To do so, the GOP must admit two large mistakes of its past presidents. President Trump was wrong to blow up the Trans-Pacific Partnership (TPP), which would have taken the nations in the Pacific Rim away from China’s sphere of influence and toward the West’s. For his part, President George W. Bush had too much of the doe-eyed 1990s free trader in him, which led to an overly liberal era of free-trade agreements, most notably his administration’s alliance with the business community to kill congressional efforts to end Chinese PNTR.

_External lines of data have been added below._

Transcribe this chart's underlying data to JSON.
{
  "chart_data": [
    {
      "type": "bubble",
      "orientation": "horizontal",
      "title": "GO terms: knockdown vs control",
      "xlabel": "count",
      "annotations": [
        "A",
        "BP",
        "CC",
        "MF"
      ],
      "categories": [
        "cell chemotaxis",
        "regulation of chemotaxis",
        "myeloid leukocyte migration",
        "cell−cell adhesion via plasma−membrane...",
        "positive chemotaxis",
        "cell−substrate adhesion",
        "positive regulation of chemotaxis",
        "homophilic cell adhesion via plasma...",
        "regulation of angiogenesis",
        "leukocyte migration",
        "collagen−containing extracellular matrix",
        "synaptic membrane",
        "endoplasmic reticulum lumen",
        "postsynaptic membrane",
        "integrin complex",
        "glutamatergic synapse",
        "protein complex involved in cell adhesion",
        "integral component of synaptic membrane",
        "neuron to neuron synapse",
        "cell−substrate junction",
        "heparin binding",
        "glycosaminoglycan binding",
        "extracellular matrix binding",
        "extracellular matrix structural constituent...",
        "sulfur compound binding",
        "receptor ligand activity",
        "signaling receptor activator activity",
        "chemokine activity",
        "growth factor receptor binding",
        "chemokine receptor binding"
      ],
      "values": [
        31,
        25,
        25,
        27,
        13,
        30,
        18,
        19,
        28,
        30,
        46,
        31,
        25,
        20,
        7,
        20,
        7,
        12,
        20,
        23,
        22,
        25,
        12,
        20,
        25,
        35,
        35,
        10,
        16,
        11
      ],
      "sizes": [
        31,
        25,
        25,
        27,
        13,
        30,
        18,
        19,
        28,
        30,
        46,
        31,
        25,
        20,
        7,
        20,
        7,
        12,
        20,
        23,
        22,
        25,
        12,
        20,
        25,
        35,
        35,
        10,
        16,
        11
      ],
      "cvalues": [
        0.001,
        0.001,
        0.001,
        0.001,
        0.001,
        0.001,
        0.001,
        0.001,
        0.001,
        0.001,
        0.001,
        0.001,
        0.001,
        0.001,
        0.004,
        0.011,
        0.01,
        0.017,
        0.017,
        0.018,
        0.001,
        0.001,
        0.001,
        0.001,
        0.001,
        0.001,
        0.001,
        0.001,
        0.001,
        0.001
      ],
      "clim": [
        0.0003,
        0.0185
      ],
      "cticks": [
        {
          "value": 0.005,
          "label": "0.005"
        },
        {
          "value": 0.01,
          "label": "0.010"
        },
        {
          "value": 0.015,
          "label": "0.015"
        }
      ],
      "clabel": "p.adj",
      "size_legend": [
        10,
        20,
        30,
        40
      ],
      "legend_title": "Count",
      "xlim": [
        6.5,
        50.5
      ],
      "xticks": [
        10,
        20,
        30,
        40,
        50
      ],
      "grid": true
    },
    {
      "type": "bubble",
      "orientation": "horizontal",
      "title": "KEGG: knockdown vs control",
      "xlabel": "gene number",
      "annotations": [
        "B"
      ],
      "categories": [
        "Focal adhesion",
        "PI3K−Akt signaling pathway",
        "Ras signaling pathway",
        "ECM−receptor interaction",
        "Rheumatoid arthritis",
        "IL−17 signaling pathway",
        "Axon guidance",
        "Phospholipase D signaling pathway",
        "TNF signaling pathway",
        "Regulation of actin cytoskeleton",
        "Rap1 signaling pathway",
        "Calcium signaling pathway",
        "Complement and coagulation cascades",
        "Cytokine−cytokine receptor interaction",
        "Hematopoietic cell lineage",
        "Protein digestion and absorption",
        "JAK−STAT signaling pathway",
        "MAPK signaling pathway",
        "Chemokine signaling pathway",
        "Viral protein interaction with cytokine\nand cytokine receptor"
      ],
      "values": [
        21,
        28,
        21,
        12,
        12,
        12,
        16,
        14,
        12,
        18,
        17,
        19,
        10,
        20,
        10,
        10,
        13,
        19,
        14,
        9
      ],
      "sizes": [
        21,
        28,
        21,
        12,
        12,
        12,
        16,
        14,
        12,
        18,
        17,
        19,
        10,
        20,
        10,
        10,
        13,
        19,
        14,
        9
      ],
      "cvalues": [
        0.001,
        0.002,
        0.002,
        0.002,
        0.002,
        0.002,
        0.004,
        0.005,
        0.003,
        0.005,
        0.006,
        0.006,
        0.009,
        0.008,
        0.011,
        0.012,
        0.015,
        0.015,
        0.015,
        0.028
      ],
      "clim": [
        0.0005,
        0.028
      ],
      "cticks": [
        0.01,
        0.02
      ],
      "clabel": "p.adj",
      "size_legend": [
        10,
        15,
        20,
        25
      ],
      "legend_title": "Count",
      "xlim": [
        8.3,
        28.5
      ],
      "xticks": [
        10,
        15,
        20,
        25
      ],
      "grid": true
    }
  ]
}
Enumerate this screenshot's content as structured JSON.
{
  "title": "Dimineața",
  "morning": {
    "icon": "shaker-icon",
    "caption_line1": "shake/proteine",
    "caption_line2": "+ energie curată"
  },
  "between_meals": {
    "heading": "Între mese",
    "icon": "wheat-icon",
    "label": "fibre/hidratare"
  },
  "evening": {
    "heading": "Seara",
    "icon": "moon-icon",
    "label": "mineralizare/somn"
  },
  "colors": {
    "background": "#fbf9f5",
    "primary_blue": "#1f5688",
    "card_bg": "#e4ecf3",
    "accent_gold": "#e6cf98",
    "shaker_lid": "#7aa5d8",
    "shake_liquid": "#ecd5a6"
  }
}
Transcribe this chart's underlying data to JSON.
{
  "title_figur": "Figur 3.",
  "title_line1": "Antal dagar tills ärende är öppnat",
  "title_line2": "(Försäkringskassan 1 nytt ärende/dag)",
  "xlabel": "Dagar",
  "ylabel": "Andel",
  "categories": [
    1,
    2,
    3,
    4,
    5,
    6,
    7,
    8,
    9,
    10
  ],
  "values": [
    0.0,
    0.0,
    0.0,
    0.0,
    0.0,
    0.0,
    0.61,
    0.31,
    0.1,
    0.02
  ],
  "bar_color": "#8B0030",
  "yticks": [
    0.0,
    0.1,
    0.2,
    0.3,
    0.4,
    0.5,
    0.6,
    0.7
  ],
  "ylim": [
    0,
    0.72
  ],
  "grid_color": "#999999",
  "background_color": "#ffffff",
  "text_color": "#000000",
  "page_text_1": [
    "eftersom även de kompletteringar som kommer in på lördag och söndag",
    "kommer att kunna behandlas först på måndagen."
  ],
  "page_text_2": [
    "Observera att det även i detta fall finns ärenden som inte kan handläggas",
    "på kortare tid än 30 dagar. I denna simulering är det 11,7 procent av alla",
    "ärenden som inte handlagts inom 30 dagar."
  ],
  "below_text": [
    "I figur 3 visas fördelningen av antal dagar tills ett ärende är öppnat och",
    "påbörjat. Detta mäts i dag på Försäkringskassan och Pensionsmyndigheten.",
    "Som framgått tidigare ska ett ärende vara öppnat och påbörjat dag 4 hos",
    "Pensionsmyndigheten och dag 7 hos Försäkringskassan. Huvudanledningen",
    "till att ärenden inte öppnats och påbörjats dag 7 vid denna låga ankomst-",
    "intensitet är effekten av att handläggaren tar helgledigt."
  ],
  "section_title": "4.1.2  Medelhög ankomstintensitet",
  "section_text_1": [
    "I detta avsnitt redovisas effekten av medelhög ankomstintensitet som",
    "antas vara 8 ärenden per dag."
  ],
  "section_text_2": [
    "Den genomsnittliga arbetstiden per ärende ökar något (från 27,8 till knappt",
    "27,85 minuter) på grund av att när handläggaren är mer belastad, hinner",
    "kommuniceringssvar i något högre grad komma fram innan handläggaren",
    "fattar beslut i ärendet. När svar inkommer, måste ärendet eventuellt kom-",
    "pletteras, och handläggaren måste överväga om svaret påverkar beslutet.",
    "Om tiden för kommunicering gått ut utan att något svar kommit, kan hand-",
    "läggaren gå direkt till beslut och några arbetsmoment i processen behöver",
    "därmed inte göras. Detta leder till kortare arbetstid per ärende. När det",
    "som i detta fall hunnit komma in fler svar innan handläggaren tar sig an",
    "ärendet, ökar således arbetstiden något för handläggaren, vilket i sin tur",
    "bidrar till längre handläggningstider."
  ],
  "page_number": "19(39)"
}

How to strike a balance? On the negative side, kicking Russia and Belarus out of the PNTR club for the Ukrainian invasion was a good start. America could continue this work by isolating Russian- and Chinese-dependent states such as Kazakhstan. The Kazakhs have been milked like a cow by the Chinese for their oil (China owns or controls most of the oil in Kazakhstan), and President Tokayev earlier this year prevailed upon Russia’s Putin to send in troops to quell a rebellion against the Kazakh regime.

Congresswoman Dina Titus (D., Nev.) has introduced legislation to grant PNTR to Kazakhstan. That’s an example of what we should not be doing — giving away trade leverage to a country that is clearly in the orbit of both China and Russia, has a lousy record on human rights and democracy, and has shown no interest in moving toward the United States and away from its Cold War allies.

According to the 2020 State Department report on International Religious Freedom, Kazakhstan has formal religious tolerance of minorities, but if you’re the wrong kind of Muslim (Shiite, some Sunnis), or a Protestant Christian, things are bad there:

Authorities continued to arrest, detain, and imprison individuals on account of their religious beliefs or affiliation; restrict religious expression; prevent unregistered groups from practicing their faith; restrict assembly for peaceful religious activities; restrict public manifestation of religious belief; restrict religious expression and customs, including religious clothing; criminalize speech “inciting religious discord”; restrict proselytism; restrict the publication and distribution of religious literature; censor religious content; and restrict acquisition or use of buildings used for religious ceremonies and purposes. The government again raided religious services, prosecuted individuals for “illegal missionary activity,” and refused to register certain religious groups.

What about the positive side of the coin? You might recall that President Trump imposed “Section 301” tariffs on China in order to pressure that regime. He just as quickly started granting hundreds of exemptions from those tariffs, on the grounds that doing so would facilitate U.S. manufacturing and jobs. Most of these exemptions were temporary. President Biden let them expire or is on course to do so. Many in Congress on both sides of the aisle would like to see an orderly process to seek exemptions (permanently or not) from Section 301 tariffs, but right now, there is just no leadership at all from the Biden administration, which shows no sign of wanting to lift the tariffs, either. Pushing for an organized Section 301 exemption regime is a good example of where Republicans can simultaneously bash Biden, be hawkish on China, and look out for U.S. manufacturers and their employees.

The next GOP nominee for president should run on a free-trade agenda, but one that is not blind to our national-security interests contra China and Russia. That means letting the world know that if they want to trade with the United States, they will have a willing partner (we should start with the Brexited United Kingdom). But that necessarily entails being on our team, not Moscow’s or Beijing’s.